©katerina marchenko
 
 
 
 
 
 
 

Bênção

 

 

Hoje uma luz nova pareceu cobrir os mirantes da cidade

e acentuar o brilho acinzentado da baía de São Marcos,

despertar gemidos de dor e luxúria entre buzinas de ônibus,

interjeições do vendedor de frutas — ombro pejado de açúcares

passo de equilibrista sobre o fio de outra manhã,

misericórdia visível nas folhas de amendoeira avermelhando o caminho.

 

 

 

 

 

 

Teus passos

 

 

Quando a tarde cai, teus passos rompem

a quietude fria do meu peito,

és promessa de luz que me ampara

à beira do devir — cercado de bromélias e de espanto.

O rodar da chave na porta, a casa reabitada por tua presença

traz-me o verso inconcluso à tona das frases,

tinge de ouro e púrpura o silêncio.

 

 

 

 

 

 

Cicatriz

 

 

O amor se partiu em lascas de sílex

dor primitiva que ainda ecoa pela web

cegueira insana, rota possibilidade de alegria

cacos de vidro espalhados, restos de luz que se apagam.

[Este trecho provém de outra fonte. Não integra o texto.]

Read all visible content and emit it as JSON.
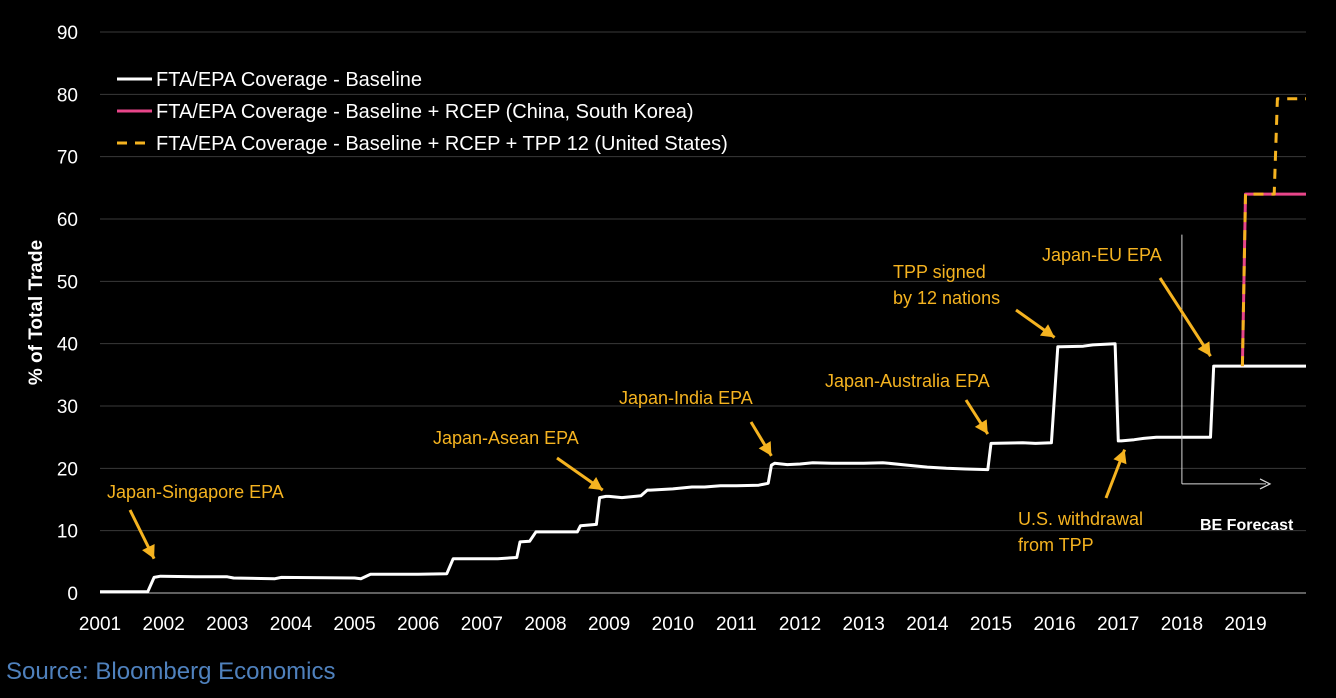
{
  "chart_data": {
    "type": "line",
    "title": "",
    "xlabel": "",
    "ylabel": "% of Total Trade",
    "xlim": [
      2001,
      2019.95
    ],
    "ylim": [
      0,
      90
    ],
    "yticks": [
      0,
      10,
      20,
      30,
      40,
      50,
      60,
      70,
      80,
      90
    ],
    "xticks": [
      "2001",
      "2002",
      "2003",
      "2004",
      "2005",
      "2006",
      "2007",
      "2008",
      "2009",
      "2010",
      "2011",
      "2012",
      "2013",
      "2014",
      "2015",
      "2016",
      "2017",
      "2018",
      "2019"
    ],
    "grid": "horizontal",
    "legend_position": "top-left",
    "colors": {
      "baseline": "#ffffff",
      "rcep": "#e8468a",
      "tpp": "#f5b320",
      "annotation": "#f5b320",
      "grid": "#3a3a3a",
      "source": "#4f81bd"
    },
    "series": [
      {
        "name": "FTA/EPA Coverage - Baseline",
        "style": "solid",
        "x": [
          2001,
          2001.75,
          2001.85,
          2001.95,
          2002.5,
          2003.0,
          2003.1,
          2003.75,
          2003.85,
          2005.0,
          2005.1,
          2005.25,
          2005.35,
          2006.0,
          2006.45,
          2006.55,
          2007.0,
          2007.25,
          2007.55,
          2007.6,
          2007.75,
          2007.85,
          2008.5,
          2008.55,
          2008.8,
          2008.85,
          2008.95,
          2009.0,
          2009.2,
          2009.5,
          2009.6,
          2009.65,
          2010.0,
          2010.3,
          2010.5,
          2010.75,
          2011.0,
          2011.35,
          2011.5,
          2011.55,
          2011.6,
          2011.8,
          2012.0,
          2012.2,
          2012.5,
          2013.0,
          2013.3,
          2013.7,
          2014.0,
          2014.3,
          2014.6,
          2014.95,
          2015.0,
          2015.5,
          2015.7,
          2015.95,
          2016.05,
          2016.1,
          2016.45,
          2016.6,
          2016.95,
          2017.0,
          2017.05,
          2017.25,
          2017.4,
          2017.6,
          2017.75,
          2017.85,
          2018.45,
          2018.5,
          2019.95
        ],
        "y": [
          0.2,
          0.2,
          2.5,
          2.7,
          2.6,
          2.6,
          2.4,
          2.3,
          2.5,
          2.4,
          2.3,
          3.0,
          3.0,
          3.0,
          3.1,
          5.5,
          5.5,
          5.5,
          5.7,
          8.2,
          8.3,
          9.8,
          9.8,
          10.8,
          11.0,
          15.3,
          15.5,
          15.5,
          15.3,
          15.6,
          16.5,
          16.5,
          16.7,
          17.0,
          17.0,
          17.2,
          17.2,
          17.3,
          17.6,
          20.5,
          20.8,
          20.6,
          20.7,
          20.9,
          20.8,
          20.8,
          20.9,
          20.5,
          20.2,
          20.0,
          19.9,
          19.8,
          24.0,
          24.1,
          24.0,
          24.1,
          39.5,
          39.5,
          39.6,
          39.8,
          40.0,
          24.4,
          24.4,
          24.6,
          24.8,
          25.0,
          25.0,
          25.0,
          25.0,
          36.4,
          36.4
        ]
      },
      {
        "name": "FTA/EPA Coverage - Baseline + RCEP (China, South Korea)",
        "style": "solid",
        "x": [
          2018.95,
          2019.0,
          2019.95
        ],
        "y": [
          36.4,
          64.0,
          64.0
        ]
      },
      {
        "name": "FTA/EPA Coverage - Baseline + RCEP + TPP 12 (United States)",
        "style": "dashed",
        "x": [
          2018.95,
          2019.0,
          2019.45,
          2019.5,
          2019.95
        ],
        "y": [
          36.4,
          64.0,
          64.0,
          79.3,
          79.3
        ]
      }
    ],
    "annotations": [
      {
        "text": [
          "Japan-Singapore EPA"
        ],
        "target": [
          2001.85,
          5.5
        ]
      },
      {
        "text": [
          "Japan-Asean EPA"
        ],
        "target": [
          2008.9,
          16.5
        ]
      },
      {
        "text": [
          "Japan-India EPA"
        ],
        "target": [
          2011.55,
          22.0
        ]
      },
      {
        "text": [
          "Japan-Australia EPA"
        ],
        "target": [
          2014.95,
          25.5
        ]
      },
      {
        "text": [
          "TPP signed",
          "by 12 nations"
        ],
        "target": [
          2016.0,
          41.0
        ]
      },
      {
        "text": [
          "Japan-EU EPA"
        ],
        "target": [
          2018.45,
          38.0
        ]
      },
      {
        "text": [
          "U.S. withdrawal",
          "from TPP"
        ],
        "target": [
          2017.1,
          23.0
        ]
      }
    ],
    "forecast_label": "BE Forecast"
  },
  "source": "Source: Bloomberg Economics"
}
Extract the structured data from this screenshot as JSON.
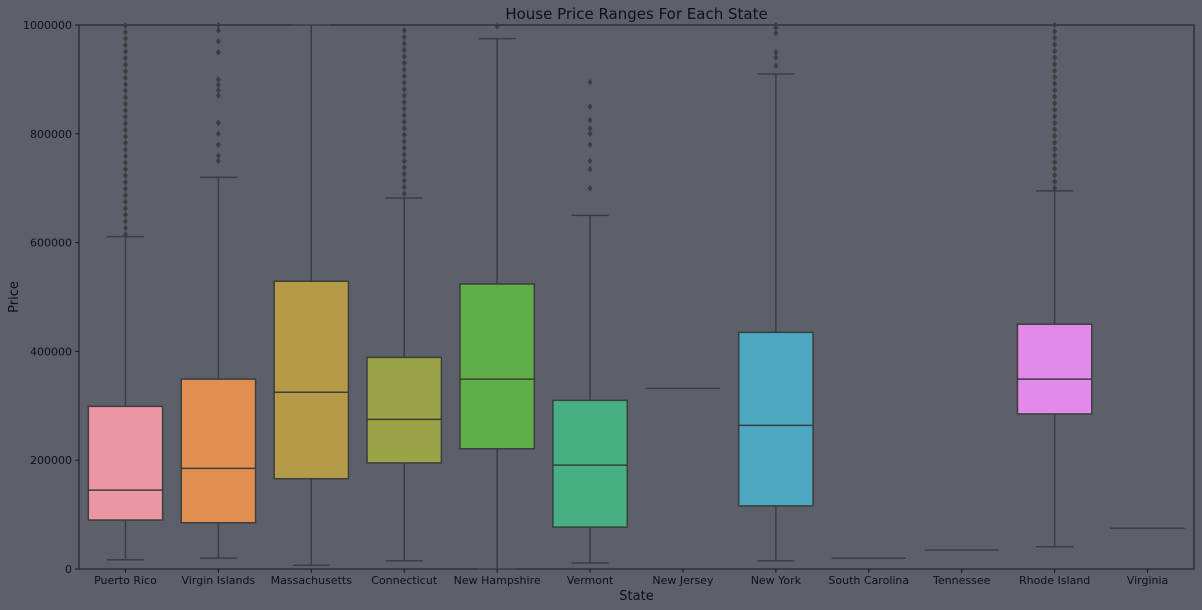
{
  "chart_data": {
    "type": "box",
    "title": "House Price Ranges For Each State",
    "xlabel": "State",
    "ylabel": "Price",
    "ylim": [
      0,
      1000000
    ],
    "yticks": [
      0,
      200000,
      400000,
      600000,
      800000,
      1000000
    ],
    "grid": false,
    "legend": "none",
    "categories": [
      "Puerto Rico",
      "Virgin Islands",
      "Massachusetts",
      "Connecticut",
      "New Hampshire",
      "Vermont",
      "New Jersey",
      "New York",
      "South Carolina",
      "Tennessee",
      "Rhode Island",
      "Virginia"
    ],
    "boxes": [
      {
        "category": "Puerto Rico",
        "color": "#ea96a3",
        "whislo": 17000,
        "q1": 90000,
        "med": 145000,
        "q3": 299000,
        "whishi": 611000,
        "outlier_range": [
          615000,
          1000000
        ]
      },
      {
        "category": "Virgin Islands",
        "color": "#e18e51",
        "whislo": 20000,
        "q1": 85000,
        "med": 185000,
        "q3": 349000,
        "whishi": 720000,
        "outliers": [
          750000,
          760000,
          780000,
          800000,
          820000,
          870000,
          880000,
          890000,
          900000,
          950000,
          970000,
          990000,
          1000000
        ]
      },
      {
        "category": "Massachusetts",
        "color": "#b59b47",
        "whislo": 7000,
        "q1": 166000,
        "med": 325000,
        "q3": 529000,
        "whishi": 1000000
      },
      {
        "category": "Connecticut",
        "color": "#99a246",
        "whislo": 15000,
        "q1": 195000,
        "med": 275000,
        "q3": 389000,
        "whishi": 682000,
        "outlier_range": [
          690000,
          1000000
        ]
      },
      {
        "category": "New Hampshire",
        "color": "#5fae47",
        "whislo": 0,
        "q1": 221000,
        "med": 349000,
        "q3": 524000,
        "whishi": 975000,
        "outliers": [
          998000
        ]
      },
      {
        "category": "Vermont",
        "color": "#47b083",
        "whislo": 11000,
        "q1": 77000,
        "med": 191000,
        "q3": 310000,
        "whishi": 650000,
        "outliers": [
          700000,
          735000,
          750000,
          780000,
          800000,
          810000,
          825000,
          850000,
          895000
        ]
      },
      {
        "category": "New Jersey",
        "color": "#4aad9a",
        "whislo": 332000,
        "q1": 332000,
        "med": 332000,
        "q3": 332000,
        "whishi": 332000
      },
      {
        "category": "New York",
        "color": "#4ba8c0",
        "whislo": 15000,
        "q1": 116000,
        "med": 264000,
        "q3": 435000,
        "whishi": 910000,
        "outliers": [
          925000,
          940000,
          950000,
          985000,
          995000,
          1000000
        ]
      },
      {
        "category": "South Carolina",
        "color": "#6fa0d9",
        "whislo": 20000,
        "q1": 20000,
        "med": 20000,
        "q3": 20000,
        "whishi": 20000
      },
      {
        "category": "Tennessee",
        "color": "#b49ae0",
        "whislo": 35000,
        "q1": 35000,
        "med": 35000,
        "q3": 35000,
        "whishi": 35000
      },
      {
        "category": "Rhode Island",
        "color": "#e28ae8",
        "whislo": 41000,
        "q1": 285000,
        "med": 349000,
        "q3": 450000,
        "whishi": 695000,
        "outlier_range": [
          700000,
          1000000
        ]
      },
      {
        "category": "Virginia",
        "color": "#e990c4",
        "whislo": 75000,
        "q1": 75000,
        "med": 75000,
        "q3": 75000,
        "whishi": 75000
      }
    ]
  }
}
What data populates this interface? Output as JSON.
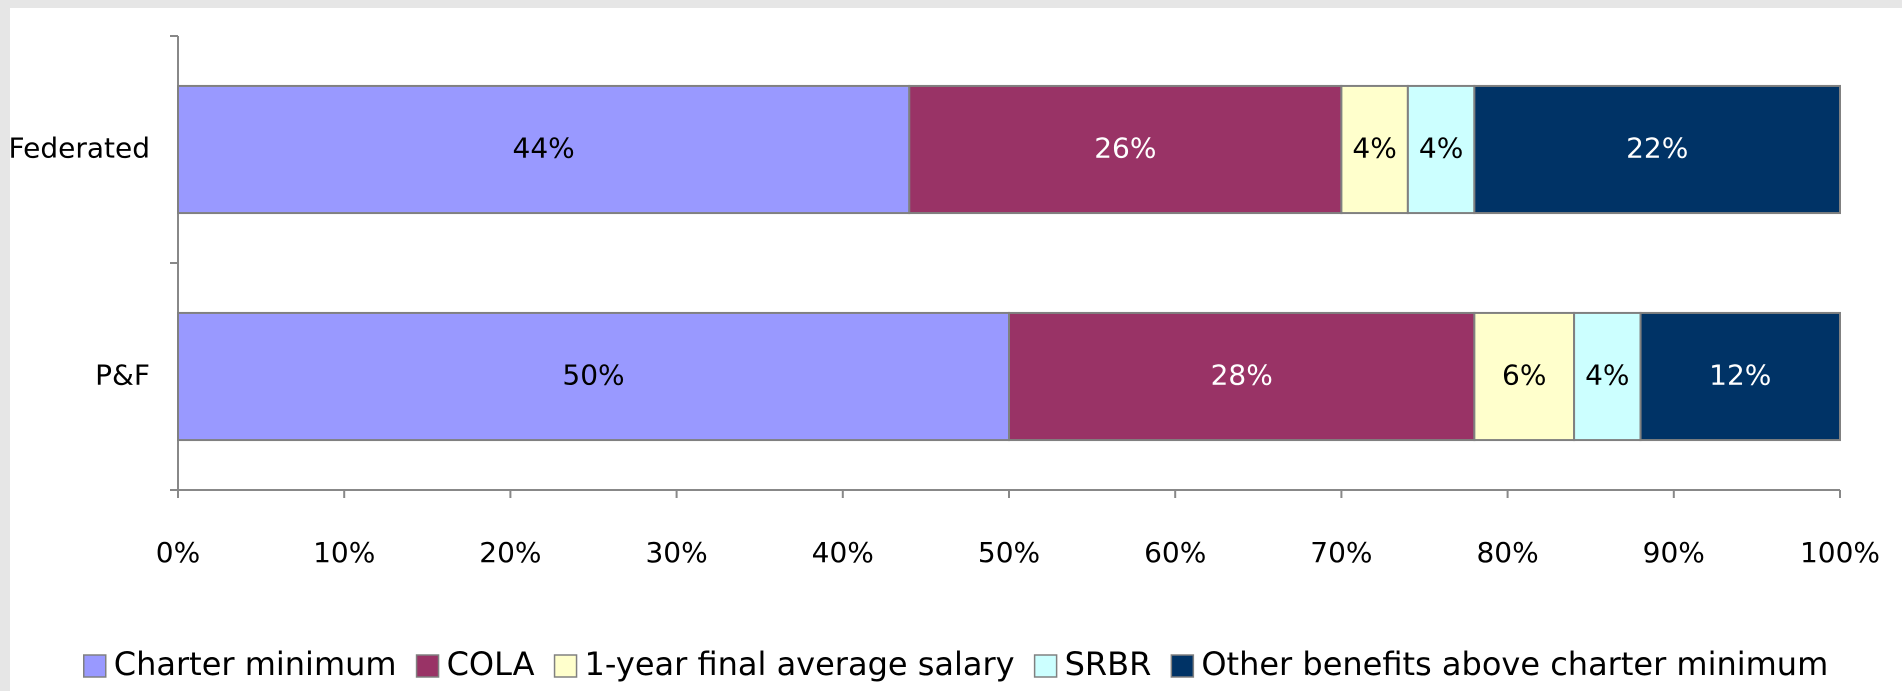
{
  "chart_data": {
    "type": "stacked-bar-horizontal",
    "categories": [
      "Federated",
      "P&F"
    ],
    "series": [
      {
        "name": "Charter minimum",
        "color": "#9999ff",
        "values": [
          44,
          50
        ],
        "value_labels": [
          "44%",
          "50%"
        ]
      },
      {
        "name": "COLA",
        "color": "#993366",
        "values": [
          26,
          28
        ],
        "value_labels": [
          "26%",
          "28%"
        ]
      },
      {
        "name": "1-year final average salary",
        "color": "#ffffcc",
        "values": [
          4,
          6
        ],
        "value_labels": [
          "4%",
          "6%"
        ]
      },
      {
        "name": "SRBR",
        "color": "#ccffff",
        "values": [
          4,
          4
        ],
        "value_labels": [
          "4%",
          "4%"
        ]
      },
      {
        "name": "Other benefits above charter minimum",
        "color": "#003366",
        "values": [
          22,
          12
        ],
        "value_labels": [
          "22%",
          "12%"
        ]
      }
    ],
    "xlim": [
      0,
      100
    ],
    "xticks": [
      {
        "value": 0,
        "label": "0%"
      },
      {
        "value": 10,
        "label": "10%"
      },
      {
        "value": 20,
        "label": "20%"
      },
      {
        "value": 30,
        "label": "30%"
      },
      {
        "value": 40,
        "label": "40%"
      },
      {
        "value": 50,
        "label": "50%"
      },
      {
        "value": 60,
        "label": "60%"
      },
      {
        "value": 70,
        "label": "70%"
      },
      {
        "value": 80,
        "label": "80%"
      },
      {
        "value": 90,
        "label": "90%"
      },
      {
        "value": 100,
        "label": "100%"
      }
    ],
    "legend": "bottom"
  }
}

Contigo fundaria um reino onde a noite jamais nos alcançasse,

e a vida se regozijasse em nunca envelhecer.

 

 

 

 

 

 

Filogenia

 

 

Vestígio de avós, enigma de renda

colares de contas, bilros, bordados

mar que se cruza, adivinhação.

Não sei fazer doce de espécie

pago impostos, reclamo direitos

não nasci em Itabira, mas luto com palavras

não tive ouro, não tive gado, não tive fazendas

e, vez por outra, preciso ser dura, de mármore

sensível ao mais ingênuo risco.

 

 

 

 

 

 

Amanhecer

 

 

Quando despertas, todas as formas vivas abrem à manhã o quarto frio

peixes se movem no fundo oceanário dos meus olhos

o dia invade o espelho, refletindo flores e sementes

palavras trespassam a dor, unguento milagroso

louça antiga amparada antes de espatifar-se

seda de raro fulgor, teia translúcida e tenaz.

 

 

 

 

 

 

Degelo

 

 

Assim decifram-se palimpsestos

enquanto decifro enigmas abarrotados de frases.

Crispa-se a pele ao frêmito da luz em pleno corpo

reconhecendo vestígios que o esquecimento baniu,

transmuda-se em verso claro a noite ensandecida.

Pego-me escolhendo sedas, berloques, estamparias

com a alegria que arde nas tangerinas maduras.

 

 

 

 

 

 

Sobrado da Rua do Trapiche

 

 

Nem o musgo é capaz de trespassar a angústia

que os cômodos vazios exalam

ou mesmo as roupas penduradas na sacada

disputando luz com insetos e lamúrias.

Ali as horas se encantam em fermentar o ócio

de tudo o que se move e ainda pulsa.

A vida só espera um pouco

nos meninos que soltam papagaios.

 

 

dezembro, 2017

 

 

Lenita Estrela de Sá nasceu em São Luís do Maranhão. Graduada em Letras e Direito, tem 13 livros publicados (alguns, de forma independente e outros, como parte de premiações literárias). Seu último livro, um volume de poesia intitulado Antídoto (7Letras), conta com a apresentação do poeta Salgado Maranhão. Tem poemas publicados nas revistas literárias "O Casulo" (São Paulo: Patuá, 2017) e "Gente de Palavra" (Rio Grande do Sul, 2017); e conto, na revista portuguesa "InComunidade" (2017, n. 62). Incluída por Rubens Jardim na série "As Mulheres Poetas" (São Paulo, 2016). É citada por Nely Novaes Coelho no Dicionário de Escritoras Brasileiras (São Paulo: Escrituras, 2002). Mantém o site literário www.estreladesa.com.br.